Definition of psychogenesis in English:
psychogenesis
noun ˌsʌɪkə(ʊ)ˈdʒɛnɪsɪsˌsīkōˈjenəsəs
The psychological cause to which a mental illness or behavioural disturbance may be attributed (as distinct from a physical cause)
they traced the psychogenesis of those cases to an early excessive affection for the mother or the father
Example sentencesExamples
- We will use the term functional symptoms, which does not assume psychogenesis but only a disturbance in bodily functioning.
- ‘Functional nervous disorder’ was used in the late 19th century to denote symptoms arising from disordered nervous functioning, but in the 20th century this was superseded by terms that implied psychogenesis, such as psychosomatic.

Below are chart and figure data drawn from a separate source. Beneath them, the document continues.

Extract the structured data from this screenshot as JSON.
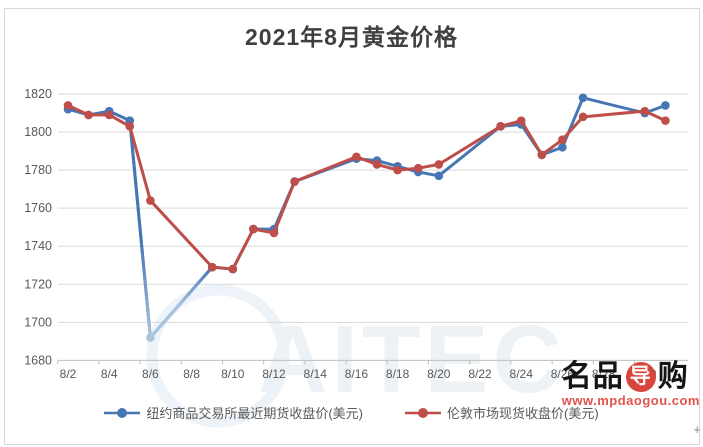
{
  "title": "2021年8月黄金价格",
  "colors": {
    "ny_blue": "#4676b4",
    "ny_blue_faded": "#a9c4de",
    "london_red": "#bd4e49",
    "grid": "#d9d9d9",
    "axis": "#bfbfbf",
    "tick_label": "#595959",
    "title_color": "#3f3f3f",
    "watermark_blue": "#6f9cc6",
    "logo_red": "#d9453c",
    "logo_black": "#141414",
    "logo_url_color": "#e2534d"
  },
  "watermark": {
    "center_text": "AITEC",
    "logo_part1": "名品",
    "logo_part2": "导",
    "logo_part3": "购",
    "logo_url": "www.mpdaogou.com"
  },
  "artifacts": {
    "plus": "+"
  },
  "chart_data": {
    "type": "line",
    "title": "2021年8月黄金价格",
    "x_unit": "日期 (2021年8月)",
    "ylabel": "",
    "xlabel": "",
    "ylim": [
      1680,
      1820
    ],
    "y_ticks": [
      1820,
      1800,
      1780,
      1760,
      1740,
      1720,
      1700,
      1680
    ],
    "x_tick_labels": [
      "8/2",
      "8/4",
      "8/6",
      "8/8",
      "8/10",
      "8/12",
      "8/14",
      "8/16",
      "8/18",
      "8/20",
      "8/22",
      "8/24",
      "8/26",
      "8/28",
      "8/30"
    ],
    "grid": "horizontal",
    "legend_position": "bottom",
    "days": [
      2,
      3,
      4,
      5,
      6,
      9,
      10,
      11,
      12,
      13,
      16,
      17,
      18,
      19,
      20,
      23,
      24,
      25,
      26,
      27,
      30,
      31
    ],
    "series": [
      {
        "name": "纽约商品交易所最近期货收盘价(美元)",
        "color_key": "ny_blue",
        "faded_day": 6,
        "values": [
          1812,
          1809,
          1811,
          1806,
          1692,
          1729,
          1728,
          1749,
          1749,
          1774,
          1786,
          1785,
          1782,
          1779,
          1777,
          1803,
          1804,
          1788,
          1792,
          1818,
          1810,
          1814
        ]
      },
      {
        "name": "伦敦市场现货收盘价(美元)",
        "color_key": "london_red",
        "values": [
          1814,
          1809,
          1809,
          1803,
          1764,
          1729,
          1728,
          1749,
          1747,
          1774,
          1787,
          1783,
          1780,
          1781,
          1783,
          1803,
          1806,
          1788,
          1796,
          1808,
          1811,
          1806
        ]
      }
    ]
  }
}
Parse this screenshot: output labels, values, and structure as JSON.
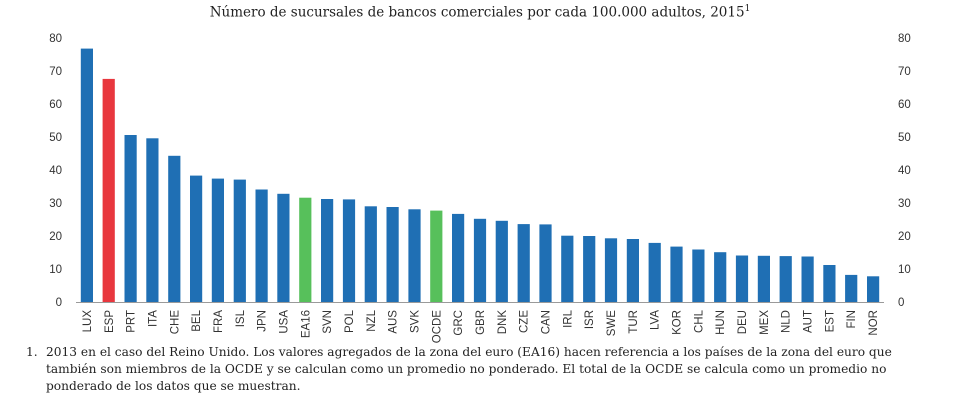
{
  "chart_data": {
    "type": "bar",
    "title": "Número de sucursales de bancos comerciales por cada 100.000 adultos, 2015",
    "title_superscript": "1",
    "xlabel": "",
    "ylabel": "",
    "ylim": [
      0,
      80
    ],
    "yticks": [
      "0",
      "10",
      "20",
      "30",
      "40",
      "50",
      "60",
      "70",
      "80"
    ],
    "secondary_axis": true,
    "grid": false,
    "colors": {
      "default": "#1f6fb4",
      "highlight": "#e8373e",
      "aggregate": "#57c05b"
    },
    "categories": [
      "LUX",
      "ESP",
      "PRT",
      "ITA",
      "CHE",
      "BEL",
      "FRA",
      "ISL",
      "JPN",
      "USA",
      "EA16",
      "SVN",
      "POL",
      "NZL",
      "AUS",
      "SVK",
      "OCDE",
      "GRC",
      "GBR",
      "DNK",
      "CZE",
      "CAN",
      "IRL",
      "ISR",
      "SWE",
      "TUR",
      "LVA",
      "KOR",
      "CHL",
      "HUN",
      "DEU",
      "MEX",
      "NLD",
      "AUT",
      "EST",
      "FIN",
      "NOR"
    ],
    "values": [
      76.8,
      67.6,
      50.6,
      49.6,
      44.3,
      38.3,
      37.4,
      37.1,
      34.1,
      32.8,
      31.6,
      31.2,
      31.1,
      29.0,
      28.8,
      28.1,
      27.7,
      26.7,
      25.2,
      24.6,
      23.6,
      23.5,
      20.1,
      20.0,
      19.3,
      19.1,
      17.9,
      16.8,
      15.9,
      15.1,
      14.1,
      14.0,
      13.9,
      13.8,
      11.2,
      8.2,
      7.8
    ],
    "bar_colors": [
      "default",
      "highlight",
      "default",
      "default",
      "default",
      "default",
      "default",
      "default",
      "default",
      "default",
      "aggregate",
      "default",
      "default",
      "default",
      "default",
      "default",
      "aggregate",
      "default",
      "default",
      "default",
      "default",
      "default",
      "default",
      "default",
      "default",
      "default",
      "default",
      "default",
      "default",
      "default",
      "default",
      "default",
      "default",
      "default",
      "default",
      "default",
      "default"
    ]
  },
  "footnote": {
    "number": "1.",
    "text": "2013 en el caso del Reino Unido. Los valores agregados de la zona del euro (EA16) hacen referencia a los países de la zona del euro que también son miembros de la OCDE y se calculan como un promedio no ponderado. El total de la OCDE se calcula como un promedio no ponderado de los datos que se muestran."
  }
}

- In what follows, I explore the ambivalent nature of cannibalistic images in the Pitjantjatjara and other Australian Aboriginal life-worlds in light of its significance for the psychogenesis of the self.
- The terms used to describe such symptoms - medically unexplained symptoms or functional somatic symptoms - are purely descriptive and do not imply psychogenesis.
- Greenblatt needs Shakespeare to have been a Catholic to enable him to say what he wants to say about the psychogenesis of Hamlet, which is for him the absolute centre of Shakespeare's life.